CHAPTER NINETEEN
Cyrus Holland died just before daybreak next morning. It seemed to Deane Franklin that he had only just fallen asleep when the telephone beside him was ringing. When tired out he slept through other noises, but that one always instantly reached—a call to him that got through sleep. He wakened just enough to reach out for the 'phone and his "Hello!" was cross. Was there never a time when one could be let alone? But the voice that came to him banished both sleep and irritation. It was Ruth's voice, saying quietly, tensely: "Deane? I'm sorry—but we want you. There's a change. I'm sure father's going."
He was dressing almost the instant he hung up the receiver. To Amy, who had roused, he said: "It's Ruth. Her father's going. I can't do a thing—but they want me there."
At first Amy made no reply. He thought nothing about that, engrossed in getting dressed as quickly as possible. When she burst out, "So of course you're going!" he was dumbfounded at the passionateness of her voice. He looked at her in astonishment; then, for the first time the other side of it, as related to their quarrel about Ruth, turned itself to him. "Why, of course I'm going, Amy," he said quietly.
"It makes a difference who it is, doesn't it?" she cried, stormily. "The other night when somebody called you and there wasn't a thing you could do, you said so! You told them they mustn't ask you! But this is different, isn't it?"
The words had piled up tumultuously; she seemed right on the verge of angry, tumultuous tears. He paused in what he was doing. "Why, Amy," he murmured in real astonishment. And then helplessly repeated in tender reproach, "Why, Amy!"
But she laughed, it seemed sneeringly. He colored, quickly finished dressing and left the room without saying anything more.
When she heard the front door close, heard Deane running down the steps, she sat up in bed and burst into tears of rage. Always that woman! Running away to her in the middle of the night! He didn't have to go! There was nothing for him to do as a doctor—he could do nothing for a man who had been dying for a couple of days. He said that—just a couple of nights before when someone wanted him to come. But this was Ruth Holland! She had only to telephone. Of course he'd go anywhere—any time—for her! Her sobs grew more and more passionate. Her head down on her knees she rocked back and forth in that miserable fury only jealousy and wounded pride can create.
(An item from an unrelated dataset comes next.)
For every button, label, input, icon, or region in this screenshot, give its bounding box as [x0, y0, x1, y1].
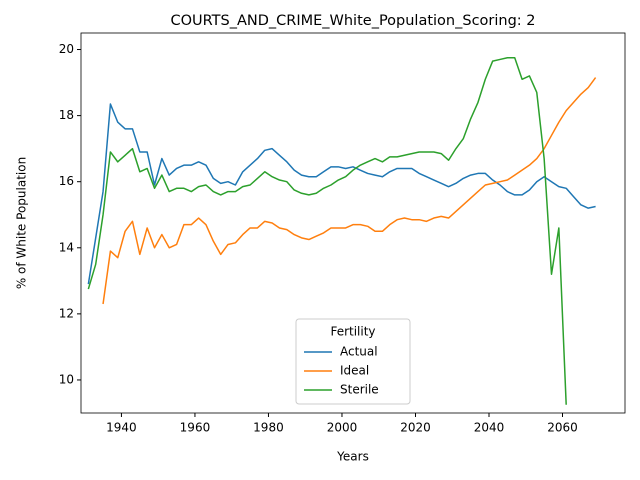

This gathered together, brought to a head, the resentment accumulating through a number of incidents. That afternoon she had gone over to the Lawrences' to thank Edith and her mother for the flowers from the tea which they had sent her that morning. They had urged her to run in often, to be friendly. Her unhappiness about her talk with Deane the night before, when he had actually proposed that she go to see this Ruth Holland, made her want to be with friends; she wanted to see people who felt as she did that—though it did not so present itself to her—she might fortify herself in the conviction that Deane was preposterously wrong, and she taking the only course a good woman could take in relation to a bad one. She was prepared to feel that men did not see those things as clearly as women did, that it was woman who was the guardian of society, and that she must bear with man in his failure to see some things right. She had been eager to strengthen herself in that feeling, not alone because it would, in her own mind, get her out of reach of any possible charge of hardness or narrowness, but because it would let her break through her feeling against Deane; she wanted to get back to the days of his complete adoration of her, back where his passion for her would sweep all else out of their world. She knew well enough that Deane loved her, but there was a tightened up place around her knowing that. It made her miserable. Things would not be right until she found a way through that tightened up place—a way that would make her right and Deane wrong, but would let her forgive, largely and gently understanding. Such, not thought out, were the things that took her to the Lawrences' that afternoon.